Au niveau de la politique, il y a cette idée, «ubuesque» selon BHL, de l’évaluation des ministres. Il y a la folie des sondages, qui franchit encore un nouveau pallier ; le politique, disait le sociologue Vincent de Goléjac, n’est plus un visionnaire mais se calque sur le résultat des sondages, il suit le public, s’y adapte. Il y a aussi cette missive de Brice Hortefeux aux préfets leur demandant de faire du chiffre au niveau des expulsions. Il y encore la poursuite au pénal d’un journaliste par un président de la république ; au pénal, ça veut dire que le journaliste risque la prison. C’est une première. Cela résonne également avec un propos du psychanalyste Eric Laurent sur la "peopleisation", dans le sens où ce processus est un isolement de quelques uns face à la massification de tous les autres. Sarkozy "peopleisé", victime donc de sa propre politique, chercherait finalement à s’en défaire ?
Au niveau de la justice on observe aussi des évolutions alarmantes : loi Dati sur les peines prolongées en fonction de la présomption de dangerosité, lois diverses sur la délation imposée aux avocats, notaires ou banquiers lorsque la provenance de fonds est douteuse, loi sur le témoin anonyme, etc…
A l’école, à l’université, et dans le domaine de la recherche, les attaques évaluationnistes sont tout aussi nombreuses. Isabelle This, professeur d’économie et membre du collectif «Sauvons la recherche», indiquait à quel point l’enseignement supérieur prend un caractère utilitaire. On dit qu’il s’agit de professionnaliser, mais on fait de l’enseignement supérieur, de la recherche et de la science, des domaines au service de la société et de l’économie, et non plus au service de l’homme et de la connaissance. Les étudiants deviennent des usagers, des clients.
Pour résumer, plusieurs intervenants ont souligné un véritable glissement idéologique, notamment depuis l’élection de Sarkozy. Si l’on pense aussi au fichage généralisé (vidéo-surveillance, repérages des téléphones portables, données ineffaçables sur Internet), on obtient, disait l’avocat Charrière-Bournazel, une transparence qui s’apparente à une oblitération. Bernard-Henri Lévy parlait lui d’une séquence de civilisation étrange et inquiétante.

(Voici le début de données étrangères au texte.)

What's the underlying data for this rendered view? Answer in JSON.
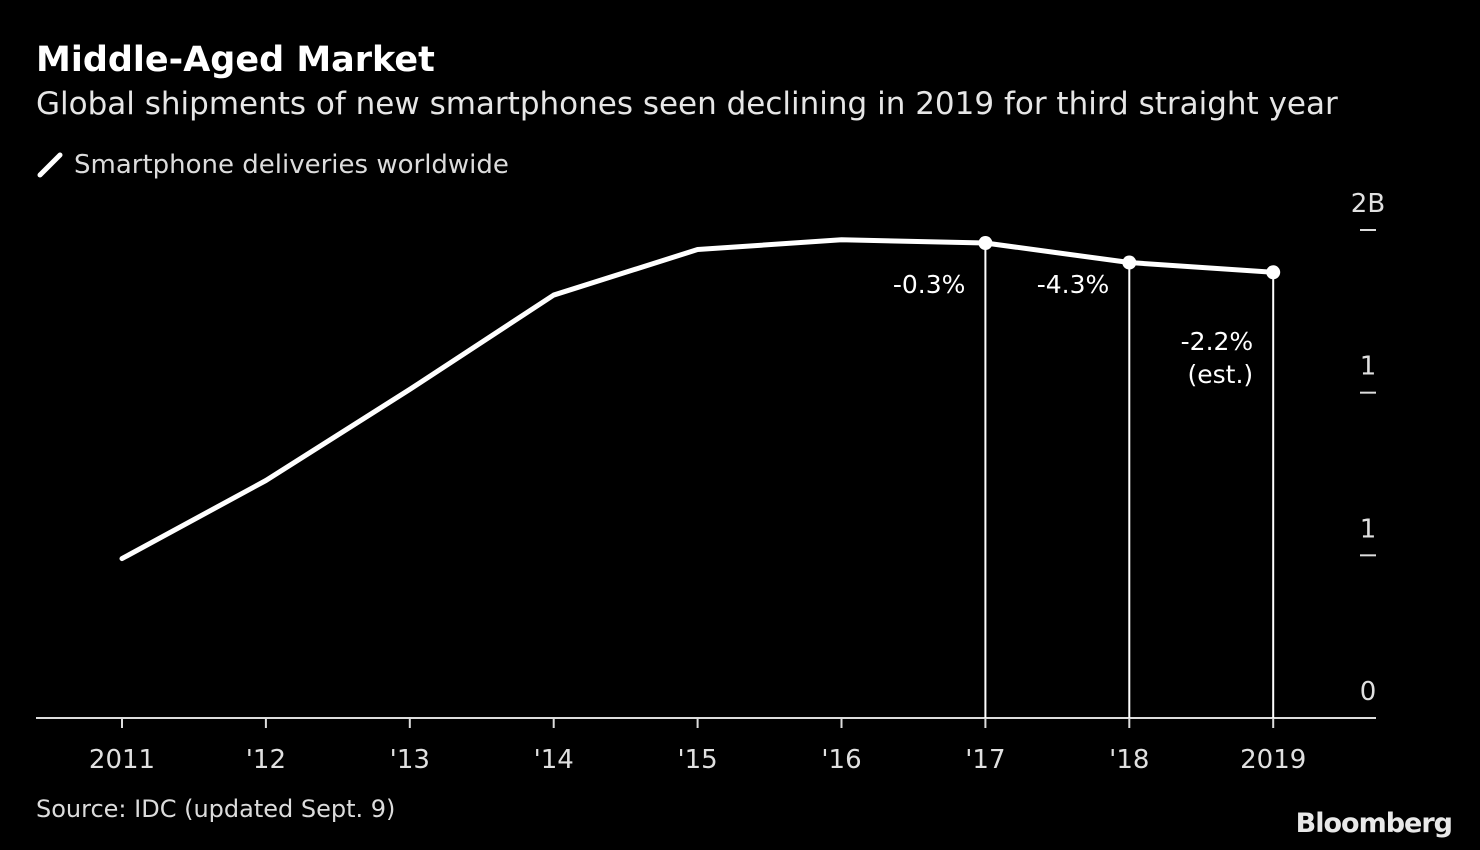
{
  "title": "Middle-Aged Market",
  "subtitle": "Global shipments of new smartphones seen declining in 2019 for third straight year",
  "source": "Source: IDC (updated Sept. 9)",
  "logo": "Bloomberg",
  "colors": {
    "background": "#000000",
    "line": "#ffffff"
  },
  "chart_data": {
    "type": "line",
    "legend": "top-left",
    "grid": false,
    "x": [
      2011,
      2012,
      2013,
      2014,
      2015,
      2016,
      2017,
      2018,
      2019
    ],
    "xtick_labels": [
      "2011",
      "'12",
      "'13",
      "'14",
      "'15",
      "'16",
      "'17",
      "'18",
      "2019"
    ],
    "series": [
      {
        "name": "Smartphone deliveries worldwide",
        "unit": "billion units",
        "values": [
          0.49,
          0.73,
          1.01,
          1.3,
          1.44,
          1.47,
          1.46,
          1.4,
          1.37
        ]
      }
    ],
    "ylim": [
      0,
      1.5
    ],
    "yticks": [
      0,
      0.5,
      1.0,
      1.5
    ],
    "ytick_labels": [
      "0",
      "1",
      "1",
      "2B"
    ],
    "annotations": [
      {
        "x": 2017,
        "lines": [
          "-0.3%"
        ]
      },
      {
        "x": 2018,
        "lines": [
          "-4.3%"
        ]
      },
      {
        "x": 2019,
        "lines": [
          "-2.2%",
          "(est.)"
        ]
      }
    ]
  }
}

Face à tout cela, le meeting a mis en lumière des idées, des clefs, pour combattre l’évaluation, pour réhumaniser la société, pour résister à l’explication universelle.
Le premier élément c’est d’analyser un peu plus le système de l’évaluation, et les évaluateurs eux-mêmes.
Je citerai l’exemple de «l’Impact Factor», mentionné par un professeur de Rennes, Alain Abelhauser. Il racontait comment a été évalué un article paru dans une revue scientifique ; il n’y a pas eu de réunion d’un groupe de personnes compétentes pour critiquer l’article en question, il y a eu appel à «l’impact factor», c’est à dire mesure du nombre de fois que l’article est référencé, dans d’autres revues ou par d’autres chercheurs par exemple. Ce qui est bien, c’est ce qui est le mieux référencé. L’évaluation ce n’est pas la critique, c’est l’indexation.
Jean-Claude Milner, avec finesse et pertinence, a aussi démontré à quel point on ne peut opposer de discours ou de critique face au chiffrage et à la statistique. On ne peut faire aucune opération face à des chiffres. «Les chiffres sont les chiffres». Milner a comparé cette science du chiffre, «science idéale», aux sciences occultes. La façon d’obtenir les chiffres est opaque, et cette science ressemble aux sciences occultes en raison des ornements dont elle se pare, à savoir ici une littérature grise (profusion de chiffres et jargon administratif ennuyeux). L’évaluation se protège donc elle-même de la critique.
Les autres clefs pour résister, c’est de réaffirmer, nous disait BHL, quelques idées simples. L’âme n’a pas de siège, de localisation. Le corps n’est pas une mécanique (BHL a cité Diderot; le corps est plutôt comme un clavecin, avec une belle musique, mais avec des fausses notes aussi). Le sujet, c’est ce coup de dé entre l’âme et le corps.
En bref, l’humain ce n’est pas une machine bien huilée, ce n’est pas quantifiable, ce n’est pas prévisible, ce n’est donc pas évaluable.
L’humain, le sujet, l’obscur, le confus, l’inattendu, c’est irréductible.